A Senhora Presidenta disse "aitens" e eu, claro, lembrei-me de Salazar, da velha anedota de quando o ditador foi de visita a Inglaterra. Resumindo, e sem ofensa para os novos fascistas, do Chega ou não: Salazar, que usava vaso de noite e viajou acompanhado pelo seu mordomo Francisco, não sabia falar inglês, mas disseram-lhe que era fácil, o português era igualzinho ao inglês, bastava trocar o "i" por "ai". A meio da noite, apertadinho, o presidente do Conselho chamou, com o mais perfeito sotaque londrino - Ó Chaico, traz-me o penaico!
Era apenas uma anedota, um bocado ingénua, talvez oposicionista, se calhar Salazar até sabia falar muito bem inglês, basta ouvir António Guterres hoje em dia, mas foi dela, da anedota, e dele, Salazar, que eu me lembrei ao ouvir os "aitens" da Senhora Presidenta.
Eu sei que Luísa Salgueiro não está sozinha quando assim manifesta esta espécie de analfabetismo chique (aliás, "chaique"). Os "aitens" andam por aí de boca em boca, na boca de toda a gente, repetidos, normalizados, modernos, como se a patacoada já fosse regra gramatical. Não é. E incomodou-me, doeu-me, envergonhou-me particularmente ouvir a Senhora Presidenta a asnear ali na rádio nacional, à vista do país inteiro. Fiquei sentido por ser ela. Tocou-me como se fosse comigo. Porque, a verdade é só uma, moro em Matosinhos, a Senhora é a minha Presidenta e eu, ainda por cima, faço-lhe muito gosto.
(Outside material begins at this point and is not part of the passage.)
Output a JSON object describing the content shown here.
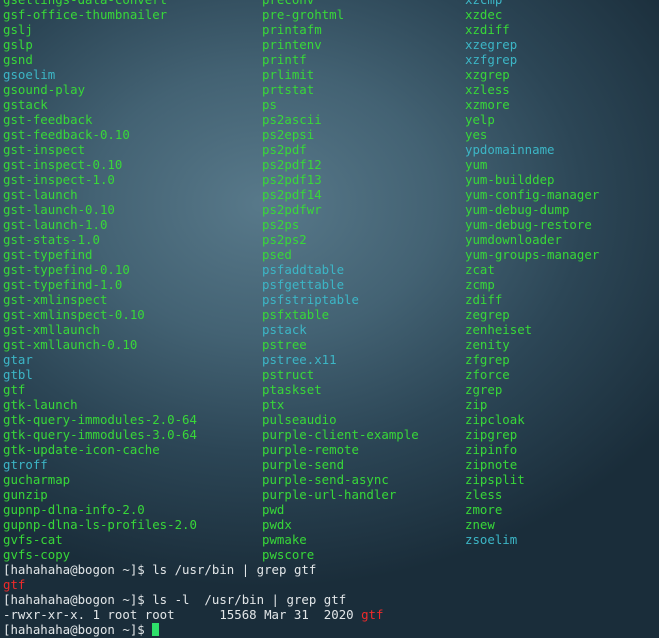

(Agora outra coisa, que não tem nada a ver. As velhas anedotas de Salazar, que certamente ele também terá herdado de outro figurão que eu não sei, passaram depois para Samora Machel, primeiro presidente de Moçambique independente. E assim sucessivamente.)

quinta-feira, 26 de setembro de 2024

O cantor Gershwin, dizia a rádio da especialidade

Ouço rádio. Prefiro a rádio à televisão e os jornais em papel ao online. Prefiro os dicionários encadernados à Wikipédia e os livros de uma forma geral às séries "de culto". Tirando David Ferreira, às vezes o futebol e a meia hora a seguir ao meio-dia, que me ligam religiosamente à Antena 1, a minha rádio de companhia era a Smooth FM. Gostava da música que por lá passava, música da minha idade, e ria-me com o que diziam os locutores. Ignorância em frequência imoderada era ali - das bojardas gramaticais nas "notícias" aos spots publicitários que primavam pela asneira. Uma vez, na promoção a um concerto de Anthony Strong no lisboeta Centro Cultural de Belém, dizia-se assim:
"Anthony Strong em Portugal, num tributo às grandes vozes masculinas do jazz. Anthony Strong: Tribute To The Great Male Jazz Vocalist Of All Times. Entre os quais, Louis Armstrong, Chet Baker, Gershwin e muitos mais, numa noite memorável". Fim de citação. Exactamente, sobretudo Gershwin, esse extraordinário cantor...

P.S. - O compositor George Gershwin, autor de "Porgy and Bess", "Rapsodia in Blue", "Um Americano em Paris" e outras mais pequenas maravilhas, nasceu no dia 26 de Setembro de 1898.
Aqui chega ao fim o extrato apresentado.